National Portrait Gallery, WC2, 13 July to 22 October
2 Whales: Beneath the Surface
Gigantic skeletons, skulls and even the preserved flipper of a blue whale are brought out of the Natural History Museum’s vast collection to reveal the secret lives of the biggest animals on Earth. It accompanies the museum’s unveiling this summer of a blue whale skeleton in its majestic central hall to replace Dippy the dinosaur, a shift in emphasis from extinct marvels to endangered wonders.
Natural History Museum, SW7, 14 July to 28 February
3 Dreamers Awake
Surrealism is one modernist movement of the 20th century that still echoes in the art of today. This exhibition explores its particular appeal for female artists interested in sexuality, gender and psychoanalysis.
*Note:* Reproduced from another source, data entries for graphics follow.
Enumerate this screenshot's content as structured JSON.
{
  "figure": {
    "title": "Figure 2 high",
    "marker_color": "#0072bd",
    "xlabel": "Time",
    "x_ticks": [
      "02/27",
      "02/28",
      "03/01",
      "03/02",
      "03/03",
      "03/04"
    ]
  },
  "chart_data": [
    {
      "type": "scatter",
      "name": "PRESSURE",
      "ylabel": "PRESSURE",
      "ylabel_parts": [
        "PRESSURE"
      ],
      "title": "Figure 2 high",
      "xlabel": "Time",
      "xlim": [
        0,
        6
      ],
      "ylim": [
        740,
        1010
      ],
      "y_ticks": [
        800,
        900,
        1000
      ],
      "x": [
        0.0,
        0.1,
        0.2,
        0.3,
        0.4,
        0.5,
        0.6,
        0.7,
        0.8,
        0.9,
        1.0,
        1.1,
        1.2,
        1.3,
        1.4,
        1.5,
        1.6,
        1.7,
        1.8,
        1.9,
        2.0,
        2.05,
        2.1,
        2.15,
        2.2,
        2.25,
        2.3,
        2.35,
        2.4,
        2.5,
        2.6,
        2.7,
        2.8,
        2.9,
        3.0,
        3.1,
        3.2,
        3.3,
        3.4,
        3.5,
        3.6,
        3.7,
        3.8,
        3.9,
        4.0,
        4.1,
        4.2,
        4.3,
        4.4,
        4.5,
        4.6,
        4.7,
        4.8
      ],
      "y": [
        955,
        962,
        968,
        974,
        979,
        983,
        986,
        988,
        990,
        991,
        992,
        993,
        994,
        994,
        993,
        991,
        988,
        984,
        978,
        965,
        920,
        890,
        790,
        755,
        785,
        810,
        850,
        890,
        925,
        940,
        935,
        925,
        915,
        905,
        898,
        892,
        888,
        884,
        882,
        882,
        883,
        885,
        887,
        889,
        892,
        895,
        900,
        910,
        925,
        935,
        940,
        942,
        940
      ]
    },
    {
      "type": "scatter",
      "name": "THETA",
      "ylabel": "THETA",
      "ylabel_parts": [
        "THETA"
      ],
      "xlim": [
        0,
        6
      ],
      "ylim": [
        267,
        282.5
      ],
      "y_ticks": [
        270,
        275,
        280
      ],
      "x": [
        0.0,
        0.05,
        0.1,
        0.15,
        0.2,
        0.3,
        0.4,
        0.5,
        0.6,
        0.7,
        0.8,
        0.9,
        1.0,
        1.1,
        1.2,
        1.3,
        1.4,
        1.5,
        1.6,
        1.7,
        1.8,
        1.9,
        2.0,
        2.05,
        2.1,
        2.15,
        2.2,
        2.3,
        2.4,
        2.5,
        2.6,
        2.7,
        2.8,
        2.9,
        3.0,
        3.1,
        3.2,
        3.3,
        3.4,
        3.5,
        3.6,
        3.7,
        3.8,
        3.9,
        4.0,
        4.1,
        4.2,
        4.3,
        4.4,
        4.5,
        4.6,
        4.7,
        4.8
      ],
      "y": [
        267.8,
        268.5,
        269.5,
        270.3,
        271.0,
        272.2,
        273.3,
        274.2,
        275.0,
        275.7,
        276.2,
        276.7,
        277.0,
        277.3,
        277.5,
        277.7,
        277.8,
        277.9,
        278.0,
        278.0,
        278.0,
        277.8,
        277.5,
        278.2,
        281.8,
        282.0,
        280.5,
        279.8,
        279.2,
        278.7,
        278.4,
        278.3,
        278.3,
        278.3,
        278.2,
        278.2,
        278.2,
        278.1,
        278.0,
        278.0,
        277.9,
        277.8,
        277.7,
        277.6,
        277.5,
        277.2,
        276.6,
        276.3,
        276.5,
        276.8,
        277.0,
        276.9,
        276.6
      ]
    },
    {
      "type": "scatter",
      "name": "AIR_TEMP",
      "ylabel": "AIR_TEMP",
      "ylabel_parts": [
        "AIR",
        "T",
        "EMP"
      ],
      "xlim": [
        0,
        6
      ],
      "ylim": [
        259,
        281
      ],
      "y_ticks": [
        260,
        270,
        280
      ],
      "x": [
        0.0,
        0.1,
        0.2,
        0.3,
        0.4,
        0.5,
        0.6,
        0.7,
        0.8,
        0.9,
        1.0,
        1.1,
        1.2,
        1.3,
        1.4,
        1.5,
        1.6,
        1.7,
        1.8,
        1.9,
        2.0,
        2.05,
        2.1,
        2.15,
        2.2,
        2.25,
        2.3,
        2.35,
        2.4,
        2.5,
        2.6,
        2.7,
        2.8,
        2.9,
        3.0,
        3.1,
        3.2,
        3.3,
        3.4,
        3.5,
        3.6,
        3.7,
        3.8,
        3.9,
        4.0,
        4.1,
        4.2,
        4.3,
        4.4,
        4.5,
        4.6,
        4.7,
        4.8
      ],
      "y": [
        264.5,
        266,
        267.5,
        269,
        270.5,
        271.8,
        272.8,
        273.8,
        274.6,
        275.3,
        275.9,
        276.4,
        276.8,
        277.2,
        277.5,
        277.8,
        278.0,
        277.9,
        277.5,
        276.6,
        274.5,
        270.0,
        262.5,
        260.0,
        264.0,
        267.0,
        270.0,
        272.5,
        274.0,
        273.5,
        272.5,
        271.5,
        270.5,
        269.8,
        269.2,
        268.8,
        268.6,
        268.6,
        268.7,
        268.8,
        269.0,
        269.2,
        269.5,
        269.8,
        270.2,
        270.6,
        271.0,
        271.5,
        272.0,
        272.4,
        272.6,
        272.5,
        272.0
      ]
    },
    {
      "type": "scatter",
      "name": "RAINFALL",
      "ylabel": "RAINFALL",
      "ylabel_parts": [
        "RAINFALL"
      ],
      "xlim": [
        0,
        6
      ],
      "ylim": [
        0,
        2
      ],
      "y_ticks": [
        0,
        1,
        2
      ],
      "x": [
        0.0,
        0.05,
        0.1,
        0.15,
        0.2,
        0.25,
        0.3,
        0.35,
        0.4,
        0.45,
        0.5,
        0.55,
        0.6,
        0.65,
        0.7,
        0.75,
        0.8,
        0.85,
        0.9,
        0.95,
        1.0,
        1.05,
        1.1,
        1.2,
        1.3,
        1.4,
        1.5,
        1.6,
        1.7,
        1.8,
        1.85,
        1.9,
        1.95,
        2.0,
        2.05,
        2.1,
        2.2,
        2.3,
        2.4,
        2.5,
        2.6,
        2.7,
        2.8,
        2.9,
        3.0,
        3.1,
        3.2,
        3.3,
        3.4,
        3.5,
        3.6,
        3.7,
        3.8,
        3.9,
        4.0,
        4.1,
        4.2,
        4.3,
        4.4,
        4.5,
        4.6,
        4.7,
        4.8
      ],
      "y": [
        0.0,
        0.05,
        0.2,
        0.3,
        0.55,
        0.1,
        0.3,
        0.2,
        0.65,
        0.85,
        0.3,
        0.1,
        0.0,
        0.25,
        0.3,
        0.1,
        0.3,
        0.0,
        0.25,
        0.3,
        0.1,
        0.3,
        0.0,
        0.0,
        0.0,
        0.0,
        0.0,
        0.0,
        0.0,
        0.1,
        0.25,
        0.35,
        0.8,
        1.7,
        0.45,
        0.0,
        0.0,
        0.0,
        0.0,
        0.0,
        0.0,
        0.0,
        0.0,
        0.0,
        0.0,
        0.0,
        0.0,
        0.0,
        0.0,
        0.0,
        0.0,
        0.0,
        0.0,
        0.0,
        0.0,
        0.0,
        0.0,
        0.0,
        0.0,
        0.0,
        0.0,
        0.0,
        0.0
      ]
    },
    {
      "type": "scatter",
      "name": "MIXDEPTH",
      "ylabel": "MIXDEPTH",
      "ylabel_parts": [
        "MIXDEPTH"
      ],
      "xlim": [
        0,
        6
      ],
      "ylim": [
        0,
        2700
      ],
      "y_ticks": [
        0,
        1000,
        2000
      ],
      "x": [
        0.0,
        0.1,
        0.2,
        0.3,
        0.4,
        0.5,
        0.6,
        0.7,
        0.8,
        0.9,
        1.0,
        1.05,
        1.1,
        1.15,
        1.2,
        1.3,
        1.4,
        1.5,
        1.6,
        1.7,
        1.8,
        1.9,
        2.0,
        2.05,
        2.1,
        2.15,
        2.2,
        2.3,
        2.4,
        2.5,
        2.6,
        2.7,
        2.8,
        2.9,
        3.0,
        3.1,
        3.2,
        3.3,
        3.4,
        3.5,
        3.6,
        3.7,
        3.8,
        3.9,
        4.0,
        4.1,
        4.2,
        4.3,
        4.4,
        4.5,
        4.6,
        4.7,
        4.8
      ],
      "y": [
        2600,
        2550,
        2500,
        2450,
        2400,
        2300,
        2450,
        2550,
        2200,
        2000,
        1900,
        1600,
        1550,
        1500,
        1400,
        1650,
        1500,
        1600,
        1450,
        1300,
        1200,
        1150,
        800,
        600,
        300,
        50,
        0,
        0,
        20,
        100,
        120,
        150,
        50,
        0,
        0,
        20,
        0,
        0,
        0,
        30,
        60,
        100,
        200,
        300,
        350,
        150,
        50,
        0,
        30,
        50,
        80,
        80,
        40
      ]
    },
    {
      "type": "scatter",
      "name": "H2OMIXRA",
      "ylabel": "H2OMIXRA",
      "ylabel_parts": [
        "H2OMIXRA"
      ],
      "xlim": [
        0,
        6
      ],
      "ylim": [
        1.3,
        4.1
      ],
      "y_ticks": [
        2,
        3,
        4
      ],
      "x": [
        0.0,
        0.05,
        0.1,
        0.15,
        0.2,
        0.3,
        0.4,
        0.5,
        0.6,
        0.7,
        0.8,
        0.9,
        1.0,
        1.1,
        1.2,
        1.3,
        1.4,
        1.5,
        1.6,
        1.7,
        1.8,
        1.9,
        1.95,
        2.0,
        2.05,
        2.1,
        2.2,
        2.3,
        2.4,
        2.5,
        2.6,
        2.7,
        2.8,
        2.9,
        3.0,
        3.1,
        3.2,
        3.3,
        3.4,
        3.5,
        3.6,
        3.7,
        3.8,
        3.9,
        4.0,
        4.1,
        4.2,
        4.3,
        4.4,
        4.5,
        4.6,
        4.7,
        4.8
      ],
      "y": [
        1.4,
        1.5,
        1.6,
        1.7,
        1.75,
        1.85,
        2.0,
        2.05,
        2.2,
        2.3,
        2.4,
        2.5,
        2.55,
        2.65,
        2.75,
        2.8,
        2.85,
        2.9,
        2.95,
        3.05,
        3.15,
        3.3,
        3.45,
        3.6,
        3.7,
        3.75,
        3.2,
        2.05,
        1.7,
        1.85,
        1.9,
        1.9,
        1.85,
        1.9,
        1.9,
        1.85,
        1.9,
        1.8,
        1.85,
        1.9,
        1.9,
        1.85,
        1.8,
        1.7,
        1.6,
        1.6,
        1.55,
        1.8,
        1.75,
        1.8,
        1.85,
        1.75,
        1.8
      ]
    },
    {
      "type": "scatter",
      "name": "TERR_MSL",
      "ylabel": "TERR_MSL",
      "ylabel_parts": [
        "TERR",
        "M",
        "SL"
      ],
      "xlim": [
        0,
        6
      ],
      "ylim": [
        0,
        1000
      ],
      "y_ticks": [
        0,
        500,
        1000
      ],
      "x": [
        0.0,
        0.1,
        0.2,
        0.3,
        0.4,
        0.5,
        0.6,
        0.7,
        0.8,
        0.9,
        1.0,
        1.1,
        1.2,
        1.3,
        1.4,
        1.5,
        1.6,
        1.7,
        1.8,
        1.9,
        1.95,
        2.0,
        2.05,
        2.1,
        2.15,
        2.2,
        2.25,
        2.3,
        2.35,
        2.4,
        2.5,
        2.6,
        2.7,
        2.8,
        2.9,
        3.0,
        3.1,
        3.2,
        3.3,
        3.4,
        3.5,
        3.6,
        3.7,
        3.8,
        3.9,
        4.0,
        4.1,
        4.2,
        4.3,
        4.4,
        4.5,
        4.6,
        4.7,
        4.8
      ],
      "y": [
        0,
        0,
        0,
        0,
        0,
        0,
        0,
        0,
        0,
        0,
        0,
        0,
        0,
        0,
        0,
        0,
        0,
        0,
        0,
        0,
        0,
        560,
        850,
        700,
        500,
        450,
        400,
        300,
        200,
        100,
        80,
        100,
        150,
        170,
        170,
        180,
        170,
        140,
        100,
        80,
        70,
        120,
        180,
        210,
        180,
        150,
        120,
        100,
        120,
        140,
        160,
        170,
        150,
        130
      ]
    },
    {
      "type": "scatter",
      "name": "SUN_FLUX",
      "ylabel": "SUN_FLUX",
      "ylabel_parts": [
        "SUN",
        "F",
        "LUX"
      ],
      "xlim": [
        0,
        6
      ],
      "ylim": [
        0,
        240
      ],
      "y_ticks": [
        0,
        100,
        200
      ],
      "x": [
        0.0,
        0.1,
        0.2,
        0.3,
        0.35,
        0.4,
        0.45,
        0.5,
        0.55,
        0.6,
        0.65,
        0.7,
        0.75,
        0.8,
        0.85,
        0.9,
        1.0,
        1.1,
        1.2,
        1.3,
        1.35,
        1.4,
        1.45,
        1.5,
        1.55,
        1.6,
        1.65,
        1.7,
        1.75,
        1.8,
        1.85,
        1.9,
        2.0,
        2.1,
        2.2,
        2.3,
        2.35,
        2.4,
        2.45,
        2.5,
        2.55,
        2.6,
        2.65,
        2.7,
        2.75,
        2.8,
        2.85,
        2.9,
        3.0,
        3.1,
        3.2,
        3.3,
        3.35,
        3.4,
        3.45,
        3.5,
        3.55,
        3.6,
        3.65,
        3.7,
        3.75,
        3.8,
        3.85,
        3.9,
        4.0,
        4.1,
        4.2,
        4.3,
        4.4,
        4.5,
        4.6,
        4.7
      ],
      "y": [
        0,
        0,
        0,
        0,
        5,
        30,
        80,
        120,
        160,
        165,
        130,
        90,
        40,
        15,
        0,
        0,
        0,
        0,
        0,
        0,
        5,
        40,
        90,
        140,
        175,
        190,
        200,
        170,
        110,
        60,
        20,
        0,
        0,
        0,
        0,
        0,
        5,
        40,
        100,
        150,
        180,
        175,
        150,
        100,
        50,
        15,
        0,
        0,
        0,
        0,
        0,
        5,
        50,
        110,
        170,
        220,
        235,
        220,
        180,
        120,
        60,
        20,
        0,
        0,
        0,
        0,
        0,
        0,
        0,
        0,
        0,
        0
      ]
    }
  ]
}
It sets women who belonged to the movement, including Leonora Carrington and Lee Miller, alongside the last of the surrealists, Louise Bourgeois, and contemporary artists including Tracey Emin, Sarah Lucas and Kiki Smith.
White Cube Bermondsey, SE1, to 17 September
4 Gregory Crewdson
One 21st-century artist who explores the dream stuff that surrealism first revealed is the US photographer Gregory Crewdson. His art is like a series of stills for a film you saw once and still have nightmares about. These uneasy suburban tableaux tell stories whose endings we don’t know and probably don’t want to know. A lyrical scenarist of everyday strangeness, Crewdson’s work will delight any fan of David Lynch or the Coen brothers.
The Photographers’ Gallery, W1, to 8 October
5 Bonnie Prince Charlie and the Jacobites
When the exiled Charles Stuart invaded England in 1745, he left a tangled legacy of romance and defeat. The Stuart “Jacobite” cause produced portraits, souvenirs and satires that are resurrected in this exhibition about an event that sowed seeds of nationalism for centuries to come.